Se questioni etniche, storiche e di religione hanno sicuramente un peso anche negli odierni avvenimenti, spesso volutamente enfatizzato, le cause veramente agenti vanno ricercate in ineluttabili ragioni economiche, e negli innumerevoli scontri che suscitano tra potenze regionali e tra gli imperialismi, oltre che tra le classi.

Myanmar possiede petrolio, gas ed altri minerali. Nell’ultimo decennio, nonostante la crisi internazionale, è riuscito ad incrementare il suo sviluppo economico soprattutto grazie ad investimenti di capitale straniero, attratti dalle risorse minerarie, agricole e in particolare il legname. I militari hanno espropriato diverse terre, tra cui molte ai rohingya, attraverso una legge ad hoc, la Foreign Investment Law, emanata nel 2012, che ha permesso l’acquisizione di terreni da parte di grandi capitali stranieri.

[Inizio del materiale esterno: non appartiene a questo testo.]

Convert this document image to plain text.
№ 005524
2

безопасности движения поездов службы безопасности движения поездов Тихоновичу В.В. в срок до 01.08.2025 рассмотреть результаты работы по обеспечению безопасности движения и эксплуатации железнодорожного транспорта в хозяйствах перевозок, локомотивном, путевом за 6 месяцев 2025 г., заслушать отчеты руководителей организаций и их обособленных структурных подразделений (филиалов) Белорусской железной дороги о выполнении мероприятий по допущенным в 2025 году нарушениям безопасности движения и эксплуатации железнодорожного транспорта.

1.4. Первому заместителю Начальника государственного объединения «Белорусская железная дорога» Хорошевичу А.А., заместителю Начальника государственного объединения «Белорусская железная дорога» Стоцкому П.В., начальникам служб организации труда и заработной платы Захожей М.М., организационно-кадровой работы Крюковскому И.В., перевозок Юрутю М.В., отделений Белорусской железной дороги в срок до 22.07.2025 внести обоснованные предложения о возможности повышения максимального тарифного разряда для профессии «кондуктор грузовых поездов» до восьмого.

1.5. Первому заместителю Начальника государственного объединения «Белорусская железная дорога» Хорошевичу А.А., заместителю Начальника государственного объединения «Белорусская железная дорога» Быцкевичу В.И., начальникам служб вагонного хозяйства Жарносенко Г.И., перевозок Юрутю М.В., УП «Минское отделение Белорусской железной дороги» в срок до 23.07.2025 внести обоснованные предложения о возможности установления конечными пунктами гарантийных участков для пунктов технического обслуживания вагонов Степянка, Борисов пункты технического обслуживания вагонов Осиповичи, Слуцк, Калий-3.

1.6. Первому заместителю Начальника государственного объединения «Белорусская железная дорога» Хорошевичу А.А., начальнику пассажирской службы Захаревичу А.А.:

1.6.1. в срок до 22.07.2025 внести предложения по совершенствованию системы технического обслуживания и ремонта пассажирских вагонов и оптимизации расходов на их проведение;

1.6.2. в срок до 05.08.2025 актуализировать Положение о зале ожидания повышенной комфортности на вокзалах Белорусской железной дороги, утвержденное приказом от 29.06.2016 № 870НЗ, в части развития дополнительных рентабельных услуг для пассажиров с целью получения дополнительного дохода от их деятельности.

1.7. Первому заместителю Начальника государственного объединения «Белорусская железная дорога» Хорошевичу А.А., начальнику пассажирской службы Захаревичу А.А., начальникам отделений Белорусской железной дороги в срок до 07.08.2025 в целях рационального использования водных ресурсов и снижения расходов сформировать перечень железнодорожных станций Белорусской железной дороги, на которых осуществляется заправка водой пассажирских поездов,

Inoltre è in una posizione strategica in particolare per l’imperialismo cinese, che da tempo ha messo gli occhi sul Rakhine, poco sviluppato, pertanto più appetito dai capitali. Ma determinante è il fatto che la Nuova Via della Seta passa proprio su quest’area che apre allo Yunnan, provincia cinese che confina con la Birmania, lo sbocco all’Oceano Indiano. La Cina all’interno del suo grande progetto One Belt One Road, ha stipulato un accordo con la Birmania per il porto di Kyauk Phyu, sulla Baia del Bengala, sempre nel territorio dei rohingya. Un’infrastruttura faraonica che permetterà un percorso alternativo per le importazioni di gas e petrolio dal Medio Oriente, evitando lo stretto di Malacca. Quella che una volta veniva chiamata “Burma road” è un percorso terrestre, già oggi percorribile da convogli ferroviari, decisamente più breve e meno costoso del percorso via mare.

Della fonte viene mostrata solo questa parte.